EVALUATION OF THE PARENTING EARLY INTERVENTION PATHFINDER
DIRECTORS: GEOFF LINDSAY, SARAH STEWART-BROWN, HILTON DAVIS, STEVE STRAND, RAY EVANS
WITH: SUSAN BAND, MAIRI-ANN CULLEN, STEPHEN CULLEN and CHRIS HASLUCK.
As part of its Respect Action Plan the government, through the DCSF, funded 18 LAs to implement parenting programmes. The 3 programmes (Triple P, Incredible Years and Strengthening Families Strengthening Communities) were selected by the DCSF on the basis of a prior literature review as they had good evidence of effectiveness. Our study examined the roll-out of these programmes on a large scale across the 18 LAs, with 2 unfunded LAs as comparisons. Both quantitative and qualitative methods were being used. Interviews were held with LA lead officers, group facilitators and parents over 3 phases of the study which took place between September 2006 – March 2008. Parents completed standardised instruments at the start and end of their programmes. An economic analysis was also undertaken.

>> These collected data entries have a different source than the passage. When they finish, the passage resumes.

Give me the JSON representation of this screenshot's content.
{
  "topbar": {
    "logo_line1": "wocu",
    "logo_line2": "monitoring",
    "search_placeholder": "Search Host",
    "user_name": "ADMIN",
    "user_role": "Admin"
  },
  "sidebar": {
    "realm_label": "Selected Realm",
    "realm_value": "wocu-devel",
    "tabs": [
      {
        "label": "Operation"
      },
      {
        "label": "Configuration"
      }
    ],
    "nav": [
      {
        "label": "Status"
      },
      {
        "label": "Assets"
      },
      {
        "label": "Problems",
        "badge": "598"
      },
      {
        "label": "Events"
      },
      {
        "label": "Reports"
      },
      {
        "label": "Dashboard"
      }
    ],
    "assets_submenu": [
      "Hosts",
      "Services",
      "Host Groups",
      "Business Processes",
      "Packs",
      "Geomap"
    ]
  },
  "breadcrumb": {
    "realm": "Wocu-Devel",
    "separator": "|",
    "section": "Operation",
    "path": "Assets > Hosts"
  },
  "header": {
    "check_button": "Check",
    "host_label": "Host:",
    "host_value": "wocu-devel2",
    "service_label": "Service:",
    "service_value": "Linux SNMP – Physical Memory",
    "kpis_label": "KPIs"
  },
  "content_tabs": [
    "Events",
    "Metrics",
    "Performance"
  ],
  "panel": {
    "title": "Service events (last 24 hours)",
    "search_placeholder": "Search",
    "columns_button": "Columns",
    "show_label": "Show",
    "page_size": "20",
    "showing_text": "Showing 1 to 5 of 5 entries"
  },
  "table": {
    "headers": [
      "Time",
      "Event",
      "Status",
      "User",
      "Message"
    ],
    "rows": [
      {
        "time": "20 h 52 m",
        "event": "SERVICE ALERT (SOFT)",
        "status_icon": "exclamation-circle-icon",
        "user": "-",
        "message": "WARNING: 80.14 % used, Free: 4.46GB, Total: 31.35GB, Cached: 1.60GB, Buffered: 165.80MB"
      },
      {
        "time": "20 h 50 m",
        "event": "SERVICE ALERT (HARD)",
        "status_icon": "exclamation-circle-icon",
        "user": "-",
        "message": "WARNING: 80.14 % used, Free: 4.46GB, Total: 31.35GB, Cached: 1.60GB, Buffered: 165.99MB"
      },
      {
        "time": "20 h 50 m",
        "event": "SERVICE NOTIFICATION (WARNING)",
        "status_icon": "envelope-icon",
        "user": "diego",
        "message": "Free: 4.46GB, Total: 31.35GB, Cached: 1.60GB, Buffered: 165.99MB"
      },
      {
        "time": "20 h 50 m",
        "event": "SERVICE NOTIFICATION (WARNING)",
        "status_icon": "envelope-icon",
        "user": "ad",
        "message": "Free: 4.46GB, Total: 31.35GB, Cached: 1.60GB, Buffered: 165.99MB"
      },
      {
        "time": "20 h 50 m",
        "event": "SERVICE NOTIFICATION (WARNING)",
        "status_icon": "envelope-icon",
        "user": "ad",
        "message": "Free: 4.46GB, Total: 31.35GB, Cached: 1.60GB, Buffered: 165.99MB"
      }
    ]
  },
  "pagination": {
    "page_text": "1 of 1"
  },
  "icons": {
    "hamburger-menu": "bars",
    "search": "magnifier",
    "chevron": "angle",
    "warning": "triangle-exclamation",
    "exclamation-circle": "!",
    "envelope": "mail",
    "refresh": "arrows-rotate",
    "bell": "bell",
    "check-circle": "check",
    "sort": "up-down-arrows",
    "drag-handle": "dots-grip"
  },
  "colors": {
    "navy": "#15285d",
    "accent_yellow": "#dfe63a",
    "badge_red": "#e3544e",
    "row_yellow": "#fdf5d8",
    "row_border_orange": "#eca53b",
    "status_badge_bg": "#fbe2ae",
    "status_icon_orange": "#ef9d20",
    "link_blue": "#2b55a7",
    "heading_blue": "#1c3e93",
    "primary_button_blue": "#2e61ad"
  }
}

Our research indicated that there had been a successful roll out of these three programmes. Over 400 parenting groups were run by the 18 LAs which attracted over 3500 parents who completed 338 courses. Overall completion rate was 73%. There were substantial improvements on all measures pre- and post- the parenting groups.
The government is building on this pathfinder and has committed grant to support further roll out across most of England over 2008-2011. CEDAR will be evaluating this next stage titled the Parenting Early Intervention Programme.
There have been three reports for this project the 1st Interim Report was published by CEDAR; the 2nd Interim Report and final report were published by DCSF.
In addition to CEDAR (Professor Geoff Lindsay, Dr Steve Strand, Dr Ray Evans, Susan Band, Mairi-Ann Cullen and Dr Stephen Cullen) the team included Professor Hilton Davis (Kings College, London (Institute of Psychiatry) and the South London & Maudsley NHS Trust); Professor Sarah Stewart-Brown from Warwick Medical School and Chris Hasluck from Warwick’s Institute of Employment Research.